Evelyn sedang mengemasi barang - barangnya bersiap untuk kembali ke apartemennya.
"Kamu mau kemana sayang ?" Malvin tiba - tiba masuk kamarnya.
"Aku akan kembali ke apartemenku, bukankah kita sudah memenangkan proyek itu? "
"Tinggallah disini saja bersamaku, kita masih harus bekerja keras untuk proyek yang kita menangkan."
"Kenapa aku harus tinggal disini ?" Evelyn ingin tau alasan Malvin.
"Karna kamu sekretaris aku." jawab Malvin dengan berdiri dan mendekap Evelyn dari belakang, "selain itu, karna kamu sekarang adalah milikku." Tegas Malvin berbisik di telinga Evelyn.
Evelyn merinding mendengarnya.
"Kamu serius ?" tanya Evelyn seraya membalikkan badannya.
"Kamu meragukanku ? Jika tak serius, kenapa aku harus melakukan semua ini."
Evelyn tersenyum memeluk Malvin.
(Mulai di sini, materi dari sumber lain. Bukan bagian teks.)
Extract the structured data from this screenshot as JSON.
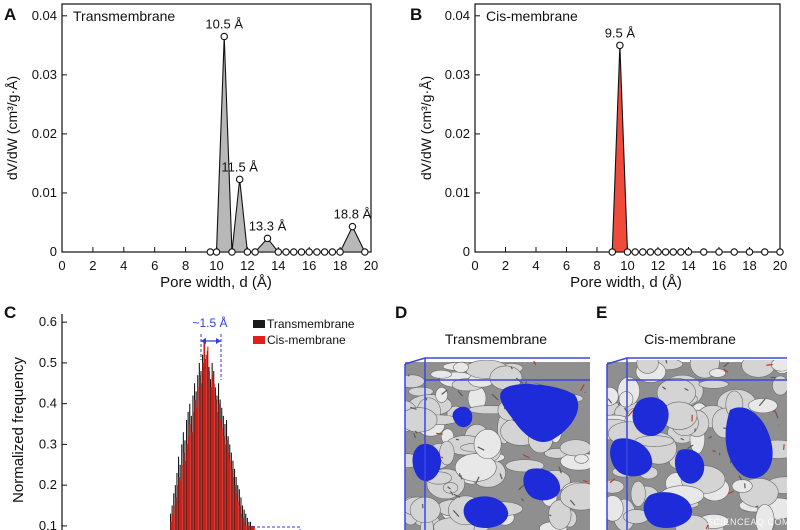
{
  "panels": {
    "A": "A",
    "B": "B",
    "C": "C",
    "D": "D",
    "E": "E"
  },
  "watermark": "SCIENCEAQ.COM",
  "colors": {
    "transmembrane_fill": "#b8b8b8",
    "cis_fill": "#f04a3a",
    "hist_transmembrane": "#1a1a1a",
    "hist_cis": "#e0201a",
    "annotation_blue": "#2f3fd8",
    "pore_blue": "#1e2bd8",
    "structure_gray": "#c9c9c9"
  },
  "chart_data": [
    {
      "id": "A",
      "type": "area",
      "title": "Transmembrane",
      "xlabel": "Pore width, d (Å)",
      "ylabel": "dV/dW (cm³/g·Å)",
      "xlim": [
        0,
        20
      ],
      "ylim": [
        0,
        0.042
      ],
      "xticks": [
        0,
        2,
        4,
        6,
        8,
        10,
        12,
        14,
        16,
        18,
        20
      ],
      "xtick_labels": [
        "0",
        "2",
        "4",
        "6",
        "8",
        "10",
        "12",
        "14",
        "16",
        "18",
        "20"
      ],
      "yticks": [
        0,
        0.01,
        0.02,
        0.03,
        0.04
      ],
      "ytick_labels": [
        "0",
        "0.01",
        "0.02",
        "0.03",
        "0.04"
      ],
      "grid": false,
      "x": [
        9.6,
        10.0,
        10.5,
        11.0,
        11.5,
        12.0,
        12.5,
        13.3,
        14.0,
        14.5,
        15.0,
        15.5,
        16.0,
        16.5,
        17.0,
        17.5,
        18.0,
        18.8,
        19.6
      ],
      "y": [
        0,
        0,
        0.0365,
        0,
        0.0123,
        0,
        0,
        0.0023,
        0,
        0,
        0,
        0,
        0,
        0,
        0,
        0,
        0,
        0.0043,
        0
      ],
      "annotations": [
        {
          "x": 10.5,
          "y": 0.0365,
          "text": "10.5 Å"
        },
        {
          "x": 11.5,
          "y": 0.0123,
          "text": "11.5 Å"
        },
        {
          "x": 13.3,
          "y": 0.0023,
          "text": "13.3 Å"
        },
        {
          "x": 18.8,
          "y": 0.0043,
          "text": "18.8 Å"
        }
      ]
    },
    {
      "id": "B",
      "type": "area",
      "title": "Cis-membrane",
      "xlabel": "Pore width, d (Å)",
      "ylabel": "dV/dW (cm³/g·Å)",
      "xlim": [
        0,
        20
      ],
      "ylim": [
        0,
        0.042
      ],
      "xticks": [
        0,
        2,
        4,
        6,
        8,
        10,
        12,
        14,
        16,
        18,
        20
      ],
      "xtick_labels": [
        "0",
        "2",
        "4",
        "6",
        "8",
        "10",
        "12",
        "14",
        "16",
        "18",
        "20"
      ],
      "yticks": [
        0,
        0.01,
        0.02,
        0.03,
        0.04
      ],
      "ytick_labels": [
        "0",
        "0.01",
        "0.02",
        "0.03",
        "0.04"
      ],
      "grid": false,
      "x": [
        9.0,
        9.5,
        10.0,
        10.5,
        11.0,
        11.5,
        12.0,
        12.5,
        13.0,
        13.5,
        14.0,
        15.0,
        16.0,
        17.0,
        18.0,
        19.0,
        20.0
      ],
      "y": [
        0,
        0.035,
        0,
        0,
        0,
        0,
        0,
        0,
        0,
        0,
        0,
        0,
        0,
        0,
        0,
        0,
        0
      ],
      "annotations": [
        {
          "x": 9.5,
          "y": 0.035,
          "text": "9.5 Å"
        }
      ]
    },
    {
      "id": "C",
      "type": "bar",
      "ylabel": "Normalized frequency",
      "ylim": [
        0.09,
        0.62
      ],
      "yticks": [
        0.1,
        0.2,
        0.3,
        0.4,
        0.5,
        0.6
      ],
      "ytick_labels": [
        "0.1",
        "0.2",
        "0.3",
        "0.4",
        "0.5",
        "0.6"
      ],
      "legend_placement": "top-right",
      "series": [
        {
          "name": "Transmembrane"
        },
        {
          "name": "Cis-membrane"
        }
      ],
      "transmembrane_values": [
        0.13,
        0.15,
        0.18,
        0.2,
        0.23,
        0.27,
        0.25,
        0.3,
        0.33,
        0.31,
        0.36,
        0.38,
        0.4,
        0.37,
        0.42,
        0.45,
        0.43,
        0.47,
        0.5,
        0.48,
        0.52,
        0.55,
        0.51,
        0.53,
        0.49,
        0.46,
        0.5,
        0.48,
        0.44,
        0.42,
        0.45,
        0.41,
        0.39,
        0.37,
        0.35,
        0.36,
        0.32,
        0.3,
        0.28,
        0.26,
        0.24,
        0.22,
        0.2,
        0.19,
        0.17,
        0.15,
        0.14,
        0.13,
        0.12,
        0.11,
        0.11,
        0.1,
        0.1
      ],
      "cis_values": [
        0.11,
        0.13,
        0.15,
        0.17,
        0.2,
        0.22,
        0.21,
        0.25,
        0.28,
        0.26,
        0.3,
        0.32,
        0.35,
        0.33,
        0.38,
        0.41,
        0.39,
        0.44,
        0.47,
        0.45,
        0.5,
        0.56,
        0.52,
        0.54,
        0.48,
        0.44,
        0.47,
        0.45,
        0.41,
        0.38,
        0.4,
        0.36,
        0.34,
        0.32,
        0.3,
        0.31,
        0.28,
        0.26,
        0.24,
        0.22,
        0.2,
        0.18,
        0.16,
        0.15,
        0.13,
        0.12,
        0.11,
        0.1,
        0.1,
        0.1,
        0.1,
        0.1,
        0.1
      ],
      "annotations": [
        {
          "text": "~1.5 Å"
        }
      ]
    }
  ],
  "structures": [
    {
      "id": "D",
      "title": "Transmembrane"
    },
    {
      "id": "E",
      "title": "Cis-membrane"
    }
  ]
}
Ia tak menyangka Malvin bisa mencintainya, tak sia - sia usahanya selama ini. Karna Malvin merupakan sosok yang sulit jatuh cinta.
"Bersiaplah, kita akan makan malam." ajak Malvin yang dijawab anggukan oleh Evelyn.
Melvin mengajak Evelyn makan malam di sebuah restoran dengan nuansa romantis dan di iringi sebuah musik classic.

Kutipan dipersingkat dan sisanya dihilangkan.